Stewarding Forests in the Face of Climate Change
Forests help mitigate climate change because of their ability to remove and store carbon dioxide from the atmosphere, but they become carbon emitters during wildfires. PhD student Reid Lewis '20 MF is researching how satellite data and machine learning models can help fire-prone forests become more resilient.
“When we make these forests more fire resilient, we can not only store more carbon, we can also help protect human communities, foster wildlife habitat, safeguard watersheds, and can use the process of restoration to partner with and empower Indigenous nations,” says Lewis.
Creating Sustainable Fashion
Jinali Mody ’23 MEM is reducing the environmental impacts from fashion with a new vegan alternative leather made from banana crop waste that the company says uses 90% less water in production than animal leather products and results in 90% less carbon emissions. “Solving the climate crisis requires concerted efforts across all industries and not just energy, transportation, and carbon capture. Building a sustainable fashion industry is the need of the hour,” says Mody.
In 2023, Mody’s company, Banofi Leather, won the $1 million Hult Prize, which is given to student entrepreneurs whose ideas create a measurable positive impact on people and the planet.
Fighting Fire with Fire
As wildfires across the U.S. and Canada continue to endanger human health and wildlife, Pete Caligiuri ’10 MF, forest strategy director for The Nature Conservancy in Oregon, is working on fire suppression.
And these efforts include setting fires. “Frequent, extreme wildfires are a threat, but fire has to be part of the solution. Fire always has been a part of these landscapes. Beneficial fire — like prescribed burns and managed wildfires — is essential to the long-term resilience of these forest landscapes into the future,” Caligiuri says.
Financing the Transition to Clean Energy
Transitioning to clean energy is key to combating climate change. As director of policy and network at the Coalition for Green Capitol, Nenha Young ’20 MEM is targeting greenhouse gas reduction initiatives through investments in the environmental, social, and economic sectors and working to establish the National Green Bank.
“I attended YSE because of its leadership in the clean energy field,” Young says. “Through coursework, internships, and independent studies, I was able to design a career at the intersection of clean energy and economic development.”

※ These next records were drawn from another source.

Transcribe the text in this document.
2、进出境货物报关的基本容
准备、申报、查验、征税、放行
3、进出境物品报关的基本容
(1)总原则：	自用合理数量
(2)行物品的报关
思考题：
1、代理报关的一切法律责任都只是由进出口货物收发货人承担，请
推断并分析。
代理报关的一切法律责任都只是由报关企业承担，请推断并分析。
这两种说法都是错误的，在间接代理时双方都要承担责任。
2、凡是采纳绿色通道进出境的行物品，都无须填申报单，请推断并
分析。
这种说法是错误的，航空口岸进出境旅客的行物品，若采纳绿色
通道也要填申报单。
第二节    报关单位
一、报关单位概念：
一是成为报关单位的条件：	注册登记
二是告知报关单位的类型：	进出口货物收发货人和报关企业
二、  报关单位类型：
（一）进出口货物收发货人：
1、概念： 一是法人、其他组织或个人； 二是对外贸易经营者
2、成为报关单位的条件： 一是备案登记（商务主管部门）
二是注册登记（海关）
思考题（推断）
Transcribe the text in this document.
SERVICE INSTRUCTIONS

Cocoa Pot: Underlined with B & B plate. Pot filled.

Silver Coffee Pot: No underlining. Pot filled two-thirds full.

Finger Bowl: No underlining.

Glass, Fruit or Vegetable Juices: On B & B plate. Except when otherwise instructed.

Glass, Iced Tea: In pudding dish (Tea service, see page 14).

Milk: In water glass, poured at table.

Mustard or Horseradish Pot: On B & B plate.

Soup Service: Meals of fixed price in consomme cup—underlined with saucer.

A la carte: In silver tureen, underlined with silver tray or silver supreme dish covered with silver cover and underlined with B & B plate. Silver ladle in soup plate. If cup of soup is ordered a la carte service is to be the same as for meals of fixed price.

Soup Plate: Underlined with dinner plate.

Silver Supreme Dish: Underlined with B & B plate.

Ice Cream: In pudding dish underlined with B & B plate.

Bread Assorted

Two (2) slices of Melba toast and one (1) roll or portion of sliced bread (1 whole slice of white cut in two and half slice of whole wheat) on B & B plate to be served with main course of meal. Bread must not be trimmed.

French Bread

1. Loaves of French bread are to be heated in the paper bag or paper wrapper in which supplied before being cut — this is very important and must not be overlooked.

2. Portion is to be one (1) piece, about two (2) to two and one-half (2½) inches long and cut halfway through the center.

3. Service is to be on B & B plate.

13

Redefining Human-Wildlife Conflict
In the Tibetan Plateau, Yufang Gao ’14 MESc, ’23 PhD interviews, observes, and travels with Tibetan herders and Buddhist monks. He sets up camera traps and collects scat to analyze the diet of snow leopards. And he has hiked a mountainside 15,000 feet above sea level — all in pursuit of data for his dissertation focused on the quest for harmonious coexistence between people and large carnivores. What is needed for human-wildlife coexistence is a different perspective about conflict, Gao says. “Conflict,” he has found, “is part of coexistence.”